L’italiano Giuseppe Bruno, 52 anni, che vive a Natal da molti anni, era senza dubbio visto come un uomo d’affari. Proprietario di imprese edili, di servizi finanziari e di un ristorante, aveva anche la cittadinanza brasiliana e un numero CPF. Sposato con una donna del Rio Grande do Norte e padre di un figlio, la sua vita è cambiata drasticamente martedì scorso (13), quando è stato arrestato dalla polizia federale durante l’Operazione Arancia del Ministero degli Affari Pubblici e della Guardia di Finanza. Palermo, Italia, da due anni indaga sul ruolo della mafia italiana nel riciclaggio di denaro in Brasile.
Pur vivendo nel Rio Grande do Norte nel 2016, Giuseppe Bruno aveva visitato il Natal molto prima. Nel 2009 apre la sua prima società, concentrandosi sui servizi immobiliari. Nel 2020, nella sua ultima impresa imprenditoriale, Bruno ha aperto un ristorante specializzato in cucina italiana nel quartiere di Ponta Negra, nella zona sud della capitale.
Nato a Bagaria, cittadina di circa 50.000 abitanti della Sicilia (Italia meridionale), Giuseppe visse discretamente a Ponta Negra fino al suo arresto. Le indagini indicano che ha utilizzato la Shell e società di copertura per riciclare denaro proveniente da Cosa Nostra, uno dei maggiori gruppi criminali italiani. Il pubblico ministero dell’Unione ha scoperto che questi movimenti nascondevano fondi illeciti derivanti da attività criminali internazionali.
Sui social, Giuseppe, che parla fluentemente portoghese, pubblica diversi post su viaggi, affari e devozione a Papa Giovanni Paolo II. I suoi resoconti di viaggi nel corso degli anni in Svizzera, Singapore e Hong Kong, paesi indagati dai tribunali italiani come punti caldi del riciclaggio di denaro mafioso, attirano l’attenzione.

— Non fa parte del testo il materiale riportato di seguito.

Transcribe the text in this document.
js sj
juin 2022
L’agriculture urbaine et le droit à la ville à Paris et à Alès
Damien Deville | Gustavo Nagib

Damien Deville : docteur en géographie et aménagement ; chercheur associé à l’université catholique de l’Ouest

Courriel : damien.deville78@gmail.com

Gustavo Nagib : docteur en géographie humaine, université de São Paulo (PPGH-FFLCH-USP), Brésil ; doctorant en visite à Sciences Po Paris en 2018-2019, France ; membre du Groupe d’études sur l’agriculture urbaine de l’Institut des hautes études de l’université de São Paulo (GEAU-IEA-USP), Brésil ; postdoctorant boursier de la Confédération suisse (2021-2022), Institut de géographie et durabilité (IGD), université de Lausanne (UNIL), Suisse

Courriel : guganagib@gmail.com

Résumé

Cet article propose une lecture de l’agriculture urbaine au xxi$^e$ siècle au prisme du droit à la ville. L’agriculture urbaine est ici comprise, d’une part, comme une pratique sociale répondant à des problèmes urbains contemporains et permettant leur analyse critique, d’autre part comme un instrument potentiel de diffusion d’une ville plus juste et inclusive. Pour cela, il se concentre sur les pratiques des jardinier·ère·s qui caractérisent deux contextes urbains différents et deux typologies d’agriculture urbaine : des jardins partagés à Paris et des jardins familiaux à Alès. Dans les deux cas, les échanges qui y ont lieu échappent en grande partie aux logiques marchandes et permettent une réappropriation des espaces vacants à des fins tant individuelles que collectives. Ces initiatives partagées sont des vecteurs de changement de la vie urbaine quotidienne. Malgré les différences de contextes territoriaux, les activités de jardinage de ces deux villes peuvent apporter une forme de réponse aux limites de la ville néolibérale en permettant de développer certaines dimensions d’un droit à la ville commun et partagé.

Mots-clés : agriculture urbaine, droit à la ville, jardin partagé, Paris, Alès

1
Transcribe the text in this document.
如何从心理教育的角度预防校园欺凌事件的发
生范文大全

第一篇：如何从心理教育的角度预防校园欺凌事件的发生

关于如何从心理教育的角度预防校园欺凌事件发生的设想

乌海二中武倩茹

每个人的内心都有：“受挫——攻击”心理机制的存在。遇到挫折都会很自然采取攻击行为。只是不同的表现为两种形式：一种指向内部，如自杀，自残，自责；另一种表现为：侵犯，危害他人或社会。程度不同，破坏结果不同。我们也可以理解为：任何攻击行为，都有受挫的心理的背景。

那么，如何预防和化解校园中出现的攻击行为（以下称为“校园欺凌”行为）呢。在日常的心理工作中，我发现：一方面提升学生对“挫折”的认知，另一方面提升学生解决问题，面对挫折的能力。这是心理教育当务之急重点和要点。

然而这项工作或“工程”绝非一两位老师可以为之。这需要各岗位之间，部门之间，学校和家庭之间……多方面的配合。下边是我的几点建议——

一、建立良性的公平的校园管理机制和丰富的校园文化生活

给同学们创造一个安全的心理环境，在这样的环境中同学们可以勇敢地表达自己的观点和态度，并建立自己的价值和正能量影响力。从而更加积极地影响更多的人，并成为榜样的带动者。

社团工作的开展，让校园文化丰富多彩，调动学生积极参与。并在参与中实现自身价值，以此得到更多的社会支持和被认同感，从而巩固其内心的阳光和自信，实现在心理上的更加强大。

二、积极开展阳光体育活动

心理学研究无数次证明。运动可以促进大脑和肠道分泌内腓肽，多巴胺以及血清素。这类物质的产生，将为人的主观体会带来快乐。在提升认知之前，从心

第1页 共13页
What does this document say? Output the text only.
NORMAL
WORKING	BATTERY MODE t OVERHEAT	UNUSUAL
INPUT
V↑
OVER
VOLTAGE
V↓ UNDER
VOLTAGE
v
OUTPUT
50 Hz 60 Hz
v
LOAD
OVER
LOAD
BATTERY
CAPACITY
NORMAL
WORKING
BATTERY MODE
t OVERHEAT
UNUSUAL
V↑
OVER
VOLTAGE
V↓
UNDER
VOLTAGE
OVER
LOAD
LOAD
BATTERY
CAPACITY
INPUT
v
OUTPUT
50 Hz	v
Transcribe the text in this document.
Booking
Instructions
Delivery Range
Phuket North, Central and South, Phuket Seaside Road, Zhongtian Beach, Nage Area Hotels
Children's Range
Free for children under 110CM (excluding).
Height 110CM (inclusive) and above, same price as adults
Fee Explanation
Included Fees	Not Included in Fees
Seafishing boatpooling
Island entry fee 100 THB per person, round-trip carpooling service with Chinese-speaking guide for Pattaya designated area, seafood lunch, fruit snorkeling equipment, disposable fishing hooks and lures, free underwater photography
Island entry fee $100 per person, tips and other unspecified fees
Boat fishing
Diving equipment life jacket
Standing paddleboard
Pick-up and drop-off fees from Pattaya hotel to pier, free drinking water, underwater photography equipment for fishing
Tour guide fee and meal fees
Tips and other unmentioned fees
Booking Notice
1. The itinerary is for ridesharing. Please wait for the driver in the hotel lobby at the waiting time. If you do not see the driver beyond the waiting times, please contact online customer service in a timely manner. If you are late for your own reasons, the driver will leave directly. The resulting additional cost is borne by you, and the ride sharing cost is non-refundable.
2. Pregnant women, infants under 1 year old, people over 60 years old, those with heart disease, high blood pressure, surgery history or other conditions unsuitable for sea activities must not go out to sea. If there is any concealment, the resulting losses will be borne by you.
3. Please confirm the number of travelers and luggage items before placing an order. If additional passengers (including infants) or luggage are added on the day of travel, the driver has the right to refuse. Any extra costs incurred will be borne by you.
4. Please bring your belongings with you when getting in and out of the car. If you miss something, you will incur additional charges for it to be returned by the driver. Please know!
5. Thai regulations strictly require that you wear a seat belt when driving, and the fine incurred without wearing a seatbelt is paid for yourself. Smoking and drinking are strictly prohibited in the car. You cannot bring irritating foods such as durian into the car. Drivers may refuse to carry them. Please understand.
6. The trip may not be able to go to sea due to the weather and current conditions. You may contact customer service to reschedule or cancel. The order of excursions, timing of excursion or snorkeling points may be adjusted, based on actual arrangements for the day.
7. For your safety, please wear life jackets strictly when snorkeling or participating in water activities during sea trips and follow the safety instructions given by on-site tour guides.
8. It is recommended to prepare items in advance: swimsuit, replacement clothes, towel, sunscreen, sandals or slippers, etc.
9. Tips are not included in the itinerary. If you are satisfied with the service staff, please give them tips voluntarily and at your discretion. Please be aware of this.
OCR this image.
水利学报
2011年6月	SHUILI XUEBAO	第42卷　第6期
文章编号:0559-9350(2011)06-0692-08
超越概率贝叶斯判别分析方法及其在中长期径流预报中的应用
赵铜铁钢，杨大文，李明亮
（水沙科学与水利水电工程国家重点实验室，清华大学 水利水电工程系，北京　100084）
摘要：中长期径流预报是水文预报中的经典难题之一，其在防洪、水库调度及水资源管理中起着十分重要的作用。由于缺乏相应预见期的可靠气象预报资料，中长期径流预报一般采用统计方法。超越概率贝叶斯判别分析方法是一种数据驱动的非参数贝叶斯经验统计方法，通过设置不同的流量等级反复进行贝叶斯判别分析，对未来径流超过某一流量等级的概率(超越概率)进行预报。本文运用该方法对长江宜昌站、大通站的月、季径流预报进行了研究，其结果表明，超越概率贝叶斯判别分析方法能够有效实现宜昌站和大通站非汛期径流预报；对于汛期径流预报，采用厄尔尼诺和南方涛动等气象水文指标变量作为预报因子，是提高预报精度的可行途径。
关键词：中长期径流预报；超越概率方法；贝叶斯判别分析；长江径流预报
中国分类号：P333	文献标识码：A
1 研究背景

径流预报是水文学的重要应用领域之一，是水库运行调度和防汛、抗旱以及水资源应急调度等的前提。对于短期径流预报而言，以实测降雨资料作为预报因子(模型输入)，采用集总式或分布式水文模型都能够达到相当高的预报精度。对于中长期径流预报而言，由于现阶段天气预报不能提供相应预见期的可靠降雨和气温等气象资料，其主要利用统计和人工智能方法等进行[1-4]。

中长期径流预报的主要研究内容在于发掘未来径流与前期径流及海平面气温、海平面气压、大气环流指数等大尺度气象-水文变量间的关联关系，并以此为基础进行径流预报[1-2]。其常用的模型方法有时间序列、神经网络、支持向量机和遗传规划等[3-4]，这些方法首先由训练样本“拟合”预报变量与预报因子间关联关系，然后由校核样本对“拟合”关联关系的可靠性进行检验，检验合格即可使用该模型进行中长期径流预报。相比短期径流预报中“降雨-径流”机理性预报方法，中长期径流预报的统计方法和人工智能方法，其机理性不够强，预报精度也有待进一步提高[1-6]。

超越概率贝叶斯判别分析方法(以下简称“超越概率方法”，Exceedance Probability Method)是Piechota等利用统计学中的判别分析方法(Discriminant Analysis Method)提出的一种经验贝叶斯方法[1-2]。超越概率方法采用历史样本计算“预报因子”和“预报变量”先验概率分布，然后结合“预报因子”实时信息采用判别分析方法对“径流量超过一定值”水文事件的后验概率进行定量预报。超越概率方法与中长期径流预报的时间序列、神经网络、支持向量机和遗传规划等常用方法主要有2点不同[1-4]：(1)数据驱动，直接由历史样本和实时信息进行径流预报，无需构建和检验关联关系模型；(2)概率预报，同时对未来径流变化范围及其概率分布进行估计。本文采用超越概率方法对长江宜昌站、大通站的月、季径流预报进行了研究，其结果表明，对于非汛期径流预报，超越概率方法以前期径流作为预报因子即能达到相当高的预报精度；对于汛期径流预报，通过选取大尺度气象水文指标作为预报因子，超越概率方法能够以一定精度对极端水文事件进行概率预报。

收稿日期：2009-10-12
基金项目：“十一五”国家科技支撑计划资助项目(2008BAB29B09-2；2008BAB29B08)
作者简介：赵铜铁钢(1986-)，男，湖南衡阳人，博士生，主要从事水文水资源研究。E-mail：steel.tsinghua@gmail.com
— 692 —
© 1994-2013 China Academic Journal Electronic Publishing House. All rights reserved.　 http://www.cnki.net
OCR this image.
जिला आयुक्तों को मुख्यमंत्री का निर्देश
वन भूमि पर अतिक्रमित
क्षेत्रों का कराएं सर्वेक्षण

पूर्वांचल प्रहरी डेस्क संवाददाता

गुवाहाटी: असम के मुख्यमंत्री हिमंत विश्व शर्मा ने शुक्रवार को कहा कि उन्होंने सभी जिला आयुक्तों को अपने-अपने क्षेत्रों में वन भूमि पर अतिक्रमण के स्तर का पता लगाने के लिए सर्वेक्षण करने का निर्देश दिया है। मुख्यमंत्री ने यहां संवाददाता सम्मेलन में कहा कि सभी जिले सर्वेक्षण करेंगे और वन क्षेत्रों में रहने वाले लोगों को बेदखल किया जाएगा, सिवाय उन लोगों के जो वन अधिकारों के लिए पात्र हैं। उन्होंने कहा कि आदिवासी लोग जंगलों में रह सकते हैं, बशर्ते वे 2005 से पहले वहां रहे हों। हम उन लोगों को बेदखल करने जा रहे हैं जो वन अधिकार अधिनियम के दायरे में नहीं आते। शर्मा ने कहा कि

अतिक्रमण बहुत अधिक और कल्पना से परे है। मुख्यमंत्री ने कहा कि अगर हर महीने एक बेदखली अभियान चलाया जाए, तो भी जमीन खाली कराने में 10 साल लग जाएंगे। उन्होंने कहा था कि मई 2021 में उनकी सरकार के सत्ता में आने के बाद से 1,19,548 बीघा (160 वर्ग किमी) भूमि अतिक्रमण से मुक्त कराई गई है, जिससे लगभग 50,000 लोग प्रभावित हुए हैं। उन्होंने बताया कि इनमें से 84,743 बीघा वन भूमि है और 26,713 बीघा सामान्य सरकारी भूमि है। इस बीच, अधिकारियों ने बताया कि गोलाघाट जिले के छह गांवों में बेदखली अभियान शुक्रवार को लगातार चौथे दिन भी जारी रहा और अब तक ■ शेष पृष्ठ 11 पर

L’italiano-Bottiguer è sospettato di far parte di un’organizzazione criminale comandata da Giuseppe Calvaruso, capo del clan Pagliarelli di Cosa Nostra. Calvaruso, che viveva a Natal, è stato arrestato nel 2021 durante un viaggio nella città italiana di Palermo per celebrare la Pasqua.
Secondo la polizia italiana, nel 2019, il leader del clan Pagliarelli continua a gestire attività criminali a Palermo, per monitorare da vicino lo sviluppo delle iniziative imprenditoriali in Brasile nella capitale del Rio Grande do Norte do Natal.
Secondo la Polizia Federale, l’operazione, organizzata dagli italiani, ha fruttato in Brasile 300 milioni di real brasiliani (circa 55 milioni di euro). Le risorse sono state utilizzate per acquisire proprietà e investire nel settore immobiliare e nei mercati finanziari. Tuttavia, le autorità italiane stimano che il valore totale degli asset investiti possa superare i 500 milioni di euro.
In Brasile, secondo i dati dell’Agenzia delle Entrate Federale, Giuseppe Bruno ha registrato a suo nome cinque società e ha accumulato un debito di 221.000 R$ di tasse non pagate.
Secondo il Tribunale federale, lo straniero arrestato è stato posto in custodia cautelare mercoledì scorso (14) e resta in custodia.
Nel rapporto si è cercato di chiedere la difesa dell’italiano, ma non si è ottenuta risposta fino alla chiusura del rapporto.
L’Italia è stata uccisa nel 2014
Un’indagine della polizia ha rivelato che dietro l’omicidio di Natal potrebbe esserci la mafia italiana. Nel maggio 2014, l’italiano Enzo Albanese è stato ucciso a colpi di arma da fuoco davanti alla sua casa nella zona di Gabim Maseo. Poche settimane dopo il delitto, il connazionale Pietro Ladogana è stato arrestato all’aeroporto di Roma Fiumicino mentre cercava di imbarcarsi su un volo per il Brasile. Durante le indagini della polizia, è stato rivelato che Ladogana era la mente dietro l’omicidio. A Natal sono state arrestate due persone: un ufficiale della polizia militare, nominato esecutore testamentario, e l’ex moglie di Pietro.
L’operazione di polizia che ha arrestato Ladogana ha portato al sequestro di 145mila euro, oltre a veicoli di lusso, animali di razza e un camion in una delle aziende agricole dell’organizzazione criminale situata nel comune di Ailmo Marinho.
Nel 2021, il 2° tribunale penale del Rio Grande do Norte ha condannato Enzo Albanese a 18 anni di carcere per omicidio qualificato. Secondo la condanna il delitto era premeditato. Pietro sta ancora scontando la sua pena in Brasile.